Anja, Goran et Léo espèrent maintenant que ce professeur en psychologie sociale pourra leur en dire plus : Les yougonostalgiques de Bosnie-Herzégovine sont-ils nombreux ? Le phénomène touche-t-il plutôt les personnes âgées qui ont elles-mêmes vécu cette époque-là, ou bien les jeunes qui la connaissent à travers les récits de leurs parents et grands-parents ?

Chacun des entretiens apporte de nouvelles informations et d’autres points de vue qui enrichissent les enquêtes. Lucie, jeune diplômée française, et Nina, étudiante à Sarajevo, travaillent sur les mouvements féministes en Bosnie-Herzégovine. Ici, le mouvement #MeToo n’a pas eu la même ampleur qu’ailleurs.

"Le but de ce reportage est de comprendre pourquoi la société bosnienne a échappé au mouvement de libéralisation de la parole des femmes, mais aussi de donner la parole à celles qui font avancer la situation sur place ", avait expliqué Lucie lors de sa candidature. Avec Nina, elle s’est donc mise à interviewer des activistes à Banja Luka ou via Skype.

Chaque rencontre concrétise un peu plus leur recherche : "On a vraiment une évolution des idées et des pensées", remarque Nina. Lucie explique : "Je me rends compte que j’avais plein de préjugés occidentaux en tête.
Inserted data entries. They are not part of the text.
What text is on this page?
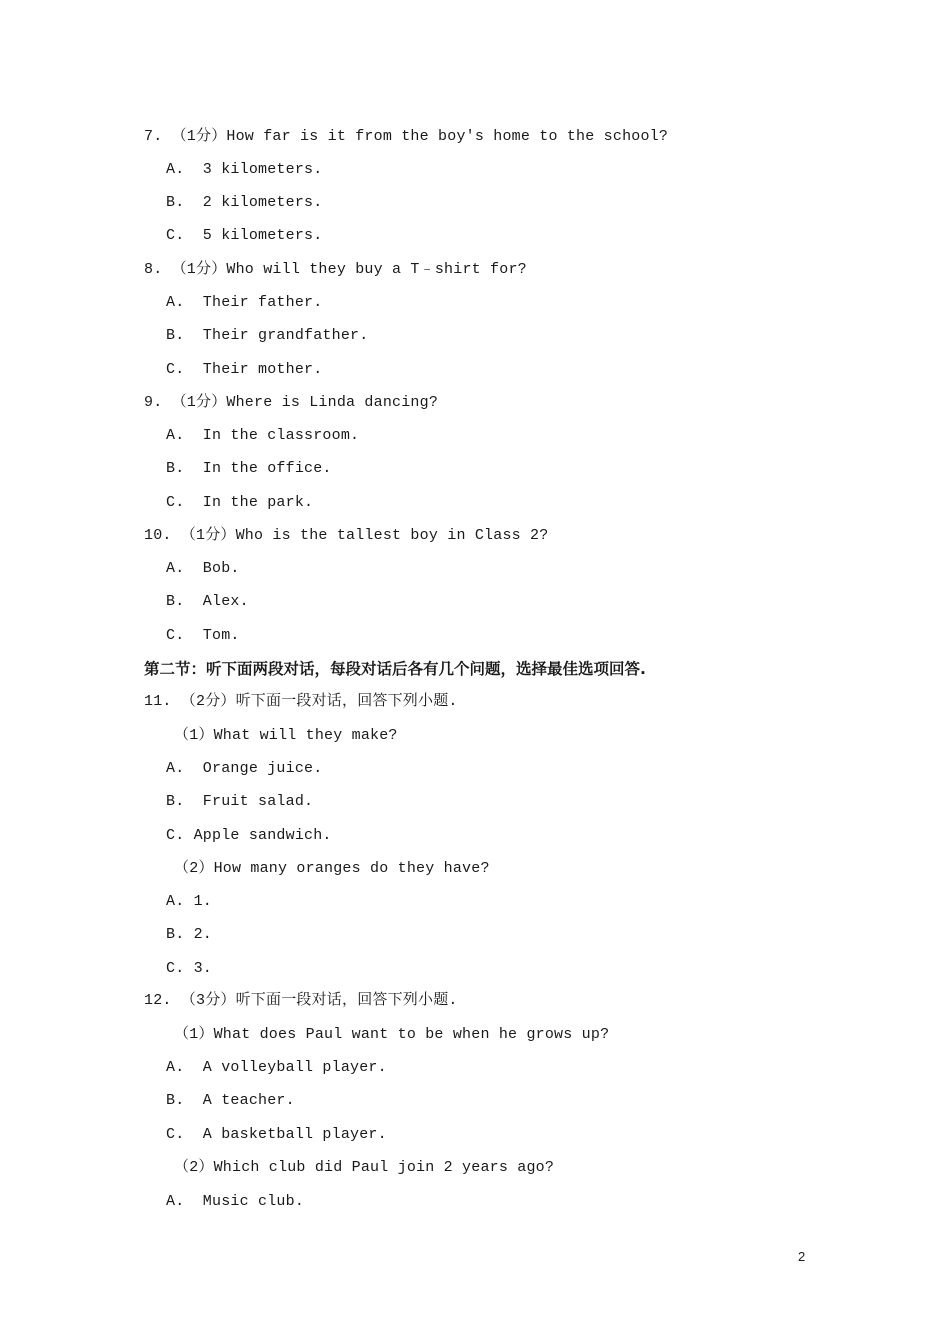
7. （1分）How far is it from the boy's home to the school?
A.  3 kilometers.
B.  2 kilometers.
C.  5 kilometers.
8. （1分）Who will they buy a T﹣shirt for?
A.  Their father.
B.  Their grandfather.
C.  Their mother.
9. （1分）Where is Linda dancing?
A.  In the classroom.
B.  In the office.
C.  In the park.
10. （1分）Who is the tallest boy in Class 2?
A.  Bob.
B.  Alex.
C.  Tom.
第二节：听下面两段对话，每段对话后各有几个问题，选择最佳选项回答.
11. （2分）听下面一段对话，回答下列小题.
（1）What will they make?
A.  Orange juice.
B.  Fruit salad.
C. Apple sandwich.
（2）How many oranges do they have?
A. 1.
B. 2.
C. 3.
12. （3分）听下面一段对话，回答下列小题.
（1）What does Paul want to be when he grows up?
A.  A volleyball player.
B.  A teacher.
C.  A basketball player.
（2）Which club did Paul join 2 years ago?
A.  Music club.
2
Pendant l’entretien avec une activiste de Sarajevo, j’ai compris que l’histoire des mouvements féministes n’est pas du tout la même en la France et les pays post-communistes."

Sur le terrain, être un(e) bonne journaliste ne suffit pas pour réussir ses interviews : La plupart sont menées en BCS (Bosnien/Croate/Serbe), une langue complètement inconnue pour celles et ceux qui viennent de France ou de Suisse. Heureusement qu’ils font équipe avec leurs camarades bosniens. Ces derniers ont la lourde tâche de contacter les interlocuteurs puis d’interpréter et de traduire leurs propos. Deux métiers que ces étudiants en langue et littérature françaises ne connaissent presque pas. C’est une vraie révélation pour certain(e)s, comme Marina. Elle étudie le Français à Sarajevo depuis 5 ans. "J’aime bien la langue, mais les cours sur la littérature et la grammaire n’ont jamais été une passion pour moi", dit-elle, "mais je crois que le métier d’interprète pourrait vraiment me plaire."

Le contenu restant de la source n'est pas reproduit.